We saw that if we want a fully palindromic multiple, $a$'s divisible by $10$ are no good. But it seems plausible that unless $a$ is divisible by both $2$ and $5$, it has a palindromic multiple.


If $n$ is a multiple of $10$, it cannot have any multiple which is a palidrome. Otherwise, $n$ is divisible by 2 but not 5, OR by 5 but not 2 OR is relatively prime to $10$.

  • Any number $n$ which is relatively prime to $10$ has a multiple which can be written only with 1, and a simple proof can be found here:

A natural number multiplied by some integer results in a number with only ones and zeros

  • If $2|n$ but $5 \nmid n$. Let $k$ be the power of $2$ in n. Then $n=2^kn_0$ where $n_0$ is relatively prime to $10$. Let $m$ be the "backwards" $n$, that is the digits of $n$ written backwards. For example, if $n=124$ then $m=421$.

Consider the numbers $m, mm,mmm, ..,mmm..m$ obtained by writing $m$ after n$

[for example if $n=124$ then $m=421$ and I am looking at the set

$$\{ 421, 421421, 421421421 ,...\} \,]$$

By the pigeon hole principle, two numbers in our set have the same remainder when divided by $n_0$, thus their difference $mmmm00000.000$ is divisible by $n_0$. In particular, since $n_0$ is relatively prime to 10, $n_0$ divides $mmmm..m$.

Hence the number

$$mmmm..m0000000n..nnnn$$

is a palidrome, and it is a multiple of $n$ whenever $$mmmm..m0000000n..nnnn-nnnn.n=mmm...m0000000.00000$$ contains at least $k$ zeroes at the end.

  • If $5|n$ but $2 \nmid n$. Let $k$ be the power of $5$ in n.

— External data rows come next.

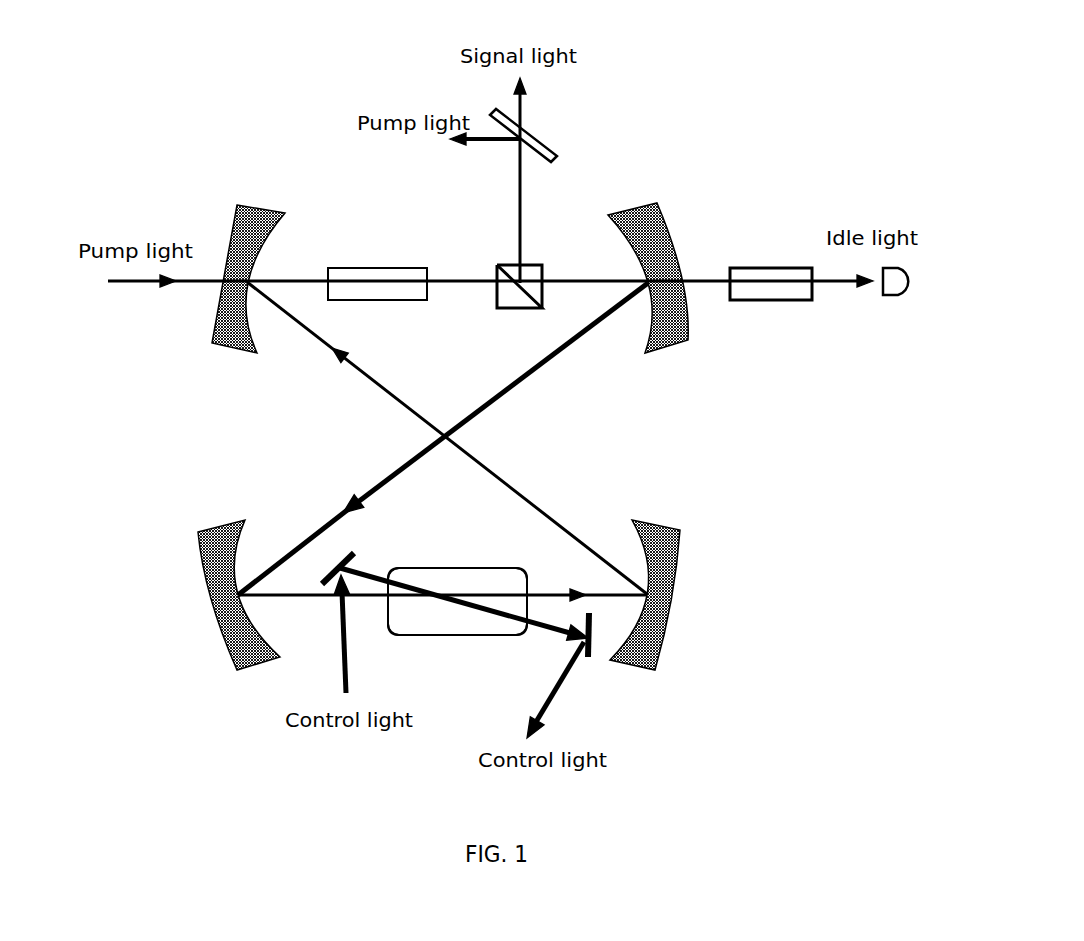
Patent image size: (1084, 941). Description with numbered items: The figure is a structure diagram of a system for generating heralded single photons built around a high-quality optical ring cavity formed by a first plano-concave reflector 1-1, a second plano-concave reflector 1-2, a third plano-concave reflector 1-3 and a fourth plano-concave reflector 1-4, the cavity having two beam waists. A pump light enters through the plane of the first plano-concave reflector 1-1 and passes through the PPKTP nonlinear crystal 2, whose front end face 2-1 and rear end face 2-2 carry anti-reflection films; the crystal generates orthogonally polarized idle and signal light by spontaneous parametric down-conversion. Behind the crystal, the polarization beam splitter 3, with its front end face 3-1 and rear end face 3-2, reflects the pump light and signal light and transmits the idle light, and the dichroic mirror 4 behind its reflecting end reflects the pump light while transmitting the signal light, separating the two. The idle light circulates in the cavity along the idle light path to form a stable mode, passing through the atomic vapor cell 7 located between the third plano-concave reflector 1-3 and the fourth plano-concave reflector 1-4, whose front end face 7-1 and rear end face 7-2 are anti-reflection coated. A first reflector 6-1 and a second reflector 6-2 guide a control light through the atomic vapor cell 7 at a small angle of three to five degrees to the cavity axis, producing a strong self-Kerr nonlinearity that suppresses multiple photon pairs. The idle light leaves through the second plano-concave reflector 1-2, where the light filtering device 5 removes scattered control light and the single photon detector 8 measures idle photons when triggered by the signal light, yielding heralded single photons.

The first plano-concave reflector 1-1 is at (256, 203).
The second plano-concave reflector 1-2 is at (630, 200).
The third plano-concave reflector 1-3 is at (207, 595).
The fourth plano-concave reflector 1-4 is at (682, 582).
The PPKTP nonlinear crystal 2 is at (395, 260).
The front end face 2-1 is at (327, 270).
The rear end face 2-2 is at (436, 274).
The polarization beam splitter 3 is at (524, 312).
The front end face 3-1 is at (494, 296).
The rear end face 3-2 is at (553, 293).
The dichroic mirror 4 is at (541, 140).
The light filtering device 5 is at (778, 302).
The first reflector 6-1 is at (347, 552).
The second reflector 6-2 is at (598, 643).
The atomic vapor cell 7 is at (467, 563).
The front end face 7-1 is at (383, 610).
The rear end face 7-2 is at (535, 633).
The single photon detector 8 is at (905, 297).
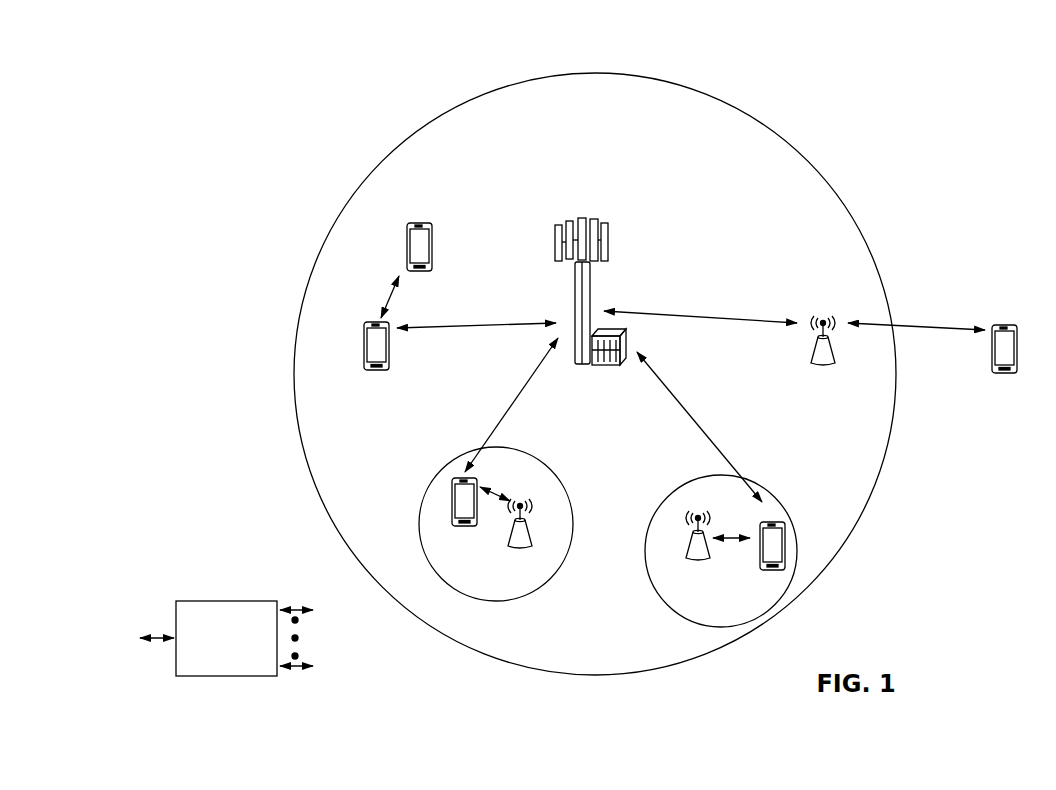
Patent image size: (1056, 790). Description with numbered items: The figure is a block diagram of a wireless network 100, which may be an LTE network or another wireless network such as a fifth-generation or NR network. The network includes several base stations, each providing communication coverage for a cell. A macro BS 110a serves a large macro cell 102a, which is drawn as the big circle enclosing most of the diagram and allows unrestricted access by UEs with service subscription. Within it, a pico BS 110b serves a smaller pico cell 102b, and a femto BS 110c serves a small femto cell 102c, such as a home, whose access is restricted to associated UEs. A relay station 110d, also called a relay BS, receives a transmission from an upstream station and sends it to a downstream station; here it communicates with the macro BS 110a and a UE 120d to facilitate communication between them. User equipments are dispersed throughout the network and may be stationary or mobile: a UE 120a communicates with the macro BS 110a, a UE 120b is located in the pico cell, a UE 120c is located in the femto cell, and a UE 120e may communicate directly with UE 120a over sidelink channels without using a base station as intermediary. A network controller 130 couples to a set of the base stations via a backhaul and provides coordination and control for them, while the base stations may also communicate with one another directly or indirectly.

Then $n=5^kn_0$ where $n_0$ is relatively prime to $10$.

Repeat the argument above.

P.S. The entire argument is based on the following observation: if $m$ is any combination of digits, and $n$ is relatively prime to $10$, then $n$ has a multiple of the form $mmmm...mmm$ [repetition, not multiplication]....

This is basically proven above, but it is proven exactly as in the link provided.

P.P.S. To sum it up, if $n$ is not a multiple of $10$ it has a multiple which is a palidrome. If $n$ is a multiple of $10$, if interested, you can prove the same way that $n$ has a multiple which is of the form palidrome followed by zeroes....